她脑中飞速权衡:小九的态度已然明确,为了那沈氏甚至不惜顶撞自己;明远那粉团子似的可爱模样更是让她割舍不下;而最关键的是,如今洛家大半的商业命脉还捏在沈兮梦的舅舅、才老太太的儿子洛奕阳手里……这重重顾虑,像无形的缰绳,勒住了她即将爆发的怒火。
几番剧烈的心理挣扎后,洛老太太终于极其缓慢地、深深地吸了几口气,强行将翻涌的气血压了下去。
她脸上的怒容如同潮水般退去,转而换上了一副似嗔似怪的神情,仿佛刚才的剑拔弩张从未发生过。
她伸出手,虚点了点才老太太,语气里带着刻意营造的埋怨和一丝不易察觉的妥协:“你啊你,我可真是白认识了你这么多年!到今天才发现,你竟是个深藏不露的高手!这脾气是越老越见长了?几句话就要抢我的宝贝重孙子,还要让我们洛家的血脉流落在外?在你心里,我就是那么个不通情理、专会棒打鸳鸯的老顽固?”
她顿了顿,观察着才老太太的神色,见对方紧绷的肩膀微微放松,才继续嗔怪道:“两个孩子既然彼此心悦,连孩子都生了,我还能说什么?难道我真能狠下心肠拆散他们不成?我昨天是气,气小九瞒得我好苦!但孩子们好好的,我这做祖母的,心里难道就不盼着他们好?”
才老太太听到这里,一直悬在心口的巨石终于轰然落地,背后竟惊出一层薄汗。
她深知刚才是在走一步险棋,赌的就是洛老太太对孙子、对家族利益的看重胜过一时的颜面之气。
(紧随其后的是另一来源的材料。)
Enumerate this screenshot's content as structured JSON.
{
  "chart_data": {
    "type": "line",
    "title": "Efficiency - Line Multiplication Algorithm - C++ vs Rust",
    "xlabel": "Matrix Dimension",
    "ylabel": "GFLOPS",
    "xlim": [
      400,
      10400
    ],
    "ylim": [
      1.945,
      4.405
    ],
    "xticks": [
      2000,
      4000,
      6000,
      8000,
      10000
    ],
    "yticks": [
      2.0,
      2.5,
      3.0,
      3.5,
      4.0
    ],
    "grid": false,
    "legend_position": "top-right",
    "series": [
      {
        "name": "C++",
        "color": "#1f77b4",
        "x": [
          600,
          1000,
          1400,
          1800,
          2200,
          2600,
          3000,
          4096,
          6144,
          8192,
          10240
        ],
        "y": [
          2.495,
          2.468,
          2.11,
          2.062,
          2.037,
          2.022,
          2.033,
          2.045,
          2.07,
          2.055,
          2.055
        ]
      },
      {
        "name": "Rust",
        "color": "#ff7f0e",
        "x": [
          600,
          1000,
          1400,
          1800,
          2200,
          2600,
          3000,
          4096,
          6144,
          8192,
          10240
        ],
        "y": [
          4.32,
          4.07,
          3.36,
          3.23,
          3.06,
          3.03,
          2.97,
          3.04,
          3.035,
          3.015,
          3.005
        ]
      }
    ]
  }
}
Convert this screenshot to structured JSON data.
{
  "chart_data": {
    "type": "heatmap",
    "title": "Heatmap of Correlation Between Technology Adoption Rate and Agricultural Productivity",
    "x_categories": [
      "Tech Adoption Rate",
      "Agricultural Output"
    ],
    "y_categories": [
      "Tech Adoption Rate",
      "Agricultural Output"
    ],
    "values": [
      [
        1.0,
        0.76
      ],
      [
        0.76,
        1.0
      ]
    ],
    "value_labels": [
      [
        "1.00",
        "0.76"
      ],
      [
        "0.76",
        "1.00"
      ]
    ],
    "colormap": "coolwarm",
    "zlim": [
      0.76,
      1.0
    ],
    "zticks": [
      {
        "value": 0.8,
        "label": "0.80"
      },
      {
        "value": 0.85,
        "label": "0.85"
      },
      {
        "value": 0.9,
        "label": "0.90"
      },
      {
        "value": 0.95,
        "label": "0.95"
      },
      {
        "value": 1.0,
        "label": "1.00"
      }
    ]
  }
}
此刻见对方主动递了台阶,她立刻顺势而下,脸上的强硬瞬间化为满满的感激和亲近。
她忙向前倾身,语气变得无比软和恳切:“老姐姐!您可千万别这么说!折煞我了!”
她眼中甚至泛起了些许泪光,“这些年来,我是真把您当成了我的亲姐姐看待!家里但凡有点什么难决断的大事小情,我第一个想到的就是来请教您,您就是我的主心骨呀!”
她拿起帕子按了按眼角,声音带上了哽咽:“我就生了阿蘅这么一个不争气的女儿,她的婚事……唉,在侯府过得那般糟心,我这颗心呐,早就碎过一回了。如今眼看梦儿又是这般波折坎坷,我是真的……真的灰了心,甚至想着不如就让梦儿这辈子别再嫁人,我们娘几个守在一起过清净日子算了,也省得再看人脸色,受人委屈。”
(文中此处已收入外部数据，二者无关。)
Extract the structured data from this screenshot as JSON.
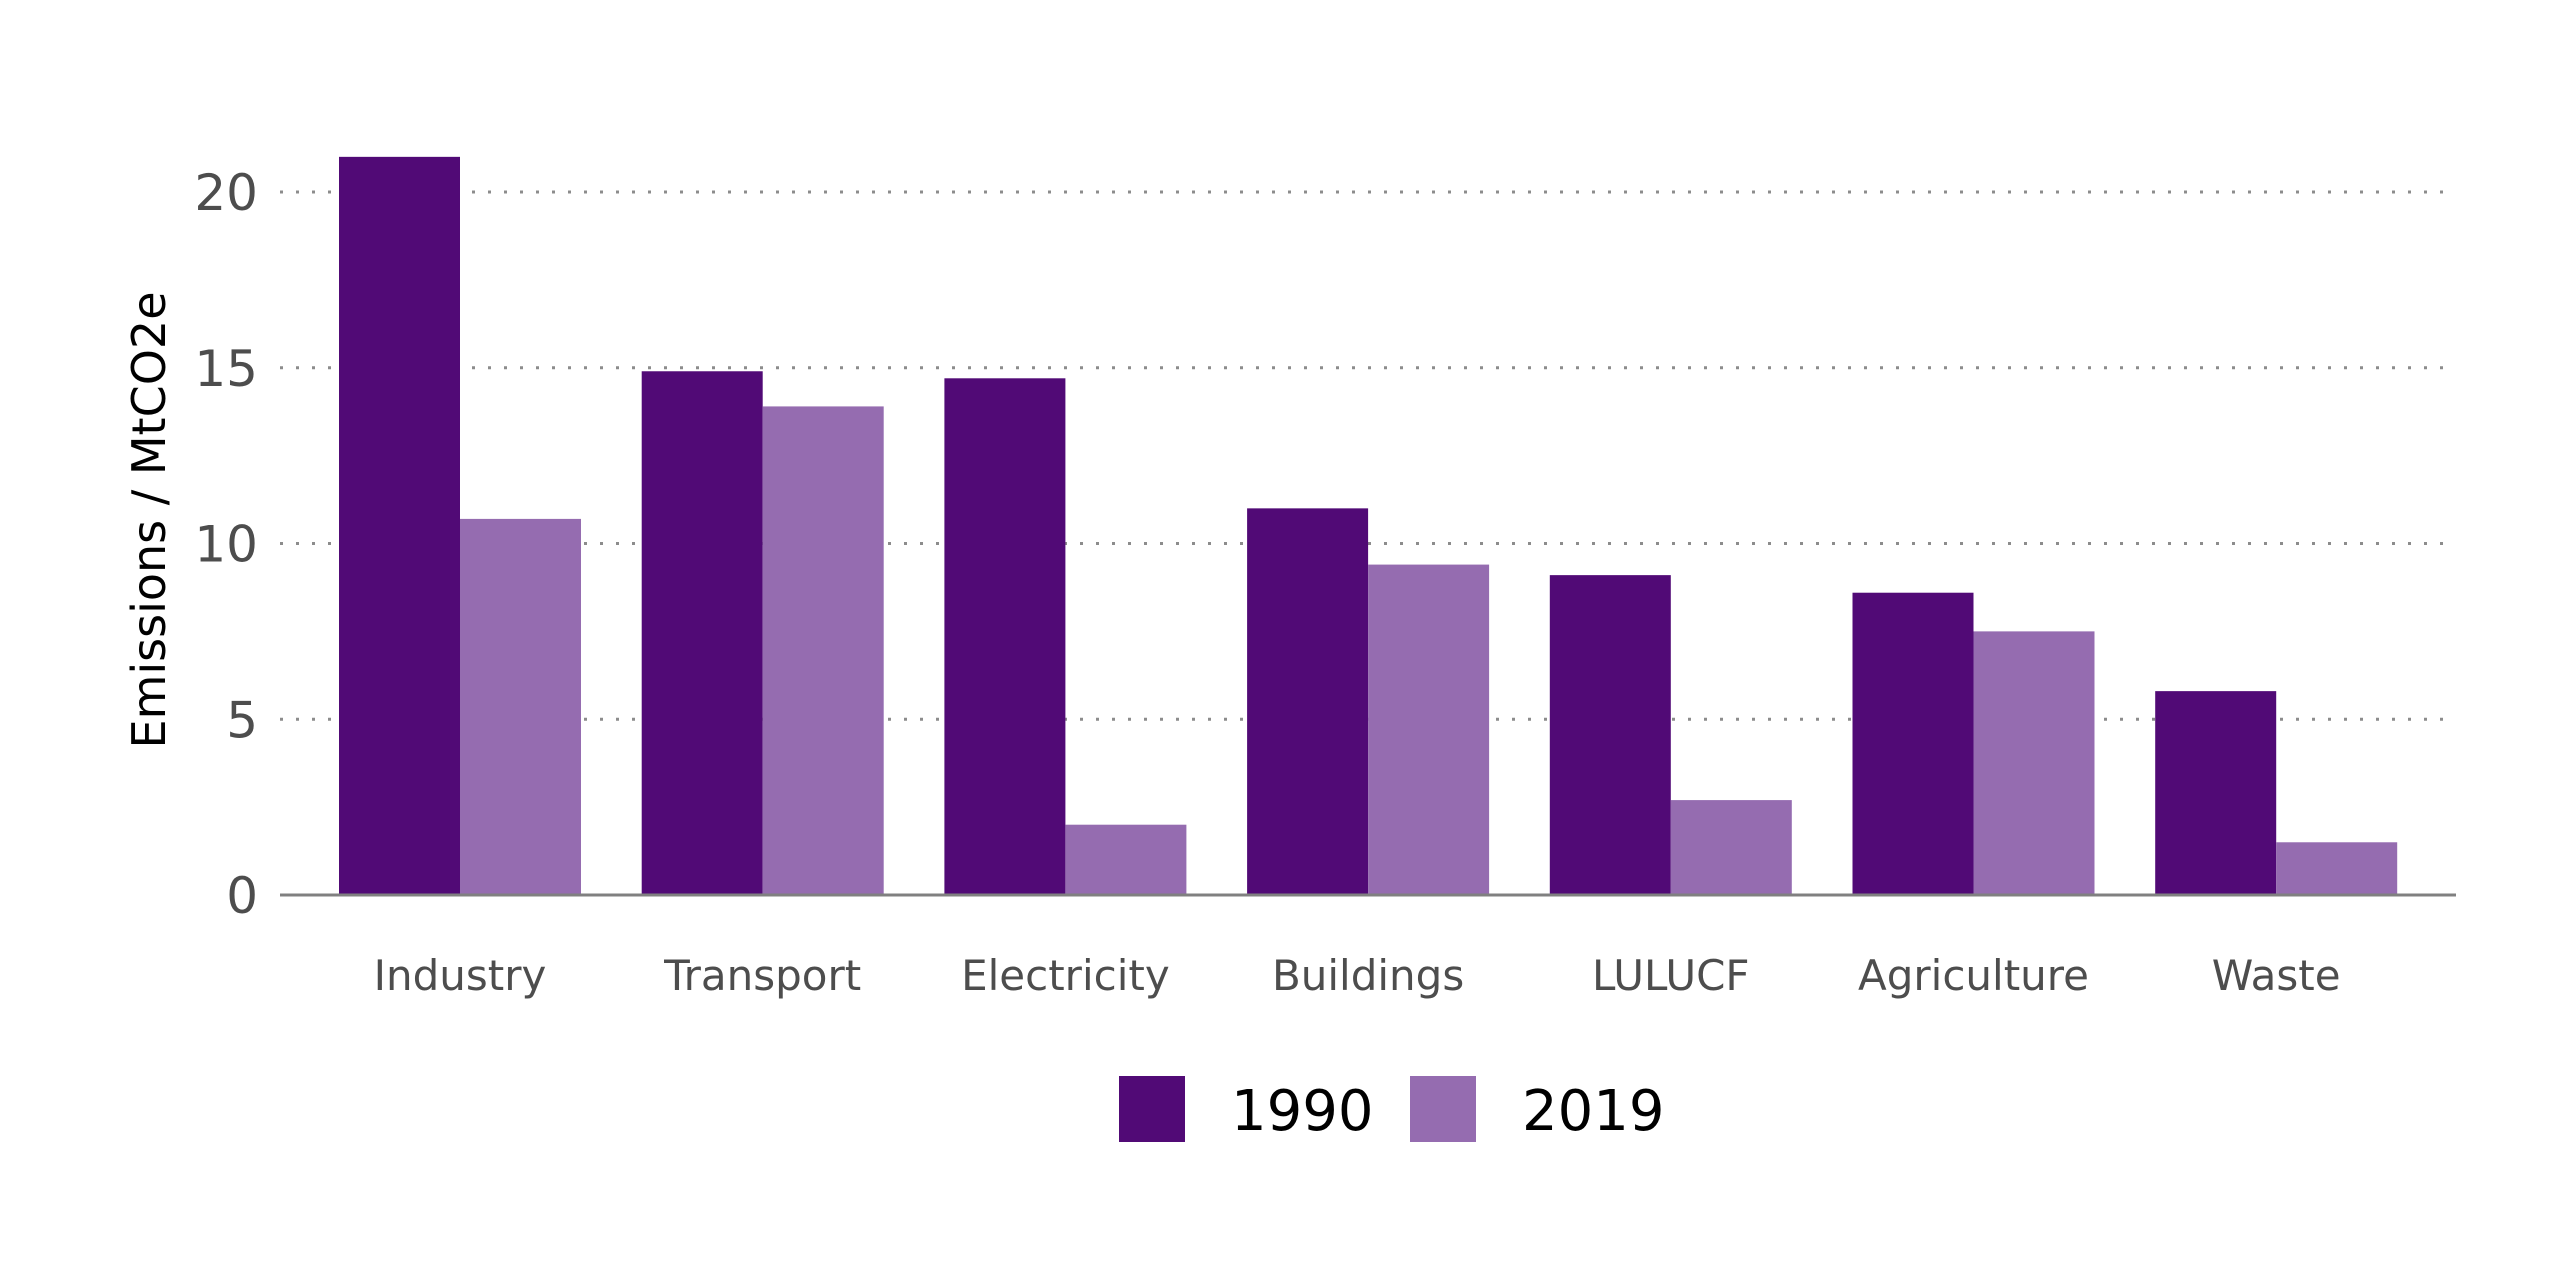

话锋一转,她看向洛老太太的目光充满了真诚的赞赏和欣慰:“可是……可是九曦不一样!这孩子是我眼看着长大的,品性、才干、模样,哪一样不是万里挑一?在我心里,他就是最好的男儿!我一想到梦儿能有这个福气嫁给九曦,我是打心眼里替她高兴!更何况,这两个孩子要是成了好事,那咱们两家可就真是亲上加亲,成了真真正正的一家人!这可是我梦里都盼着的大喜事!”
她激动地握住座椅扶手:“老姐姐,您现在点了这个头,我这心里压了这么久的大石头,总算是能彻底放下了!千恩万谢都不足以表达我此刻的心情!您放心,这婚事上的一应事项,全都听凭老姐姐您做主安排!我们家绝无二话!以后兮梦过了门,就是您嫡亲的孙女,她要是敢不听话,不懂事,您该打打,该骂骂,我决不护着她!定要她好好孝顺您!”
洛老太太看着才老太太这番情真意切、又给足了自己面子的表态,心里那最后一点疙瘩也稍稍平复了些。
她半真半假地笑着摇头叹道:“行了行了,快别给我灌这些迷魂汤了。我算是看明白了,你才是那个最深藏不露的。”
厅外,洛元春听到这里,知道风暴已过,便拉着依旧心绪难平的洛九曦悄悄离开。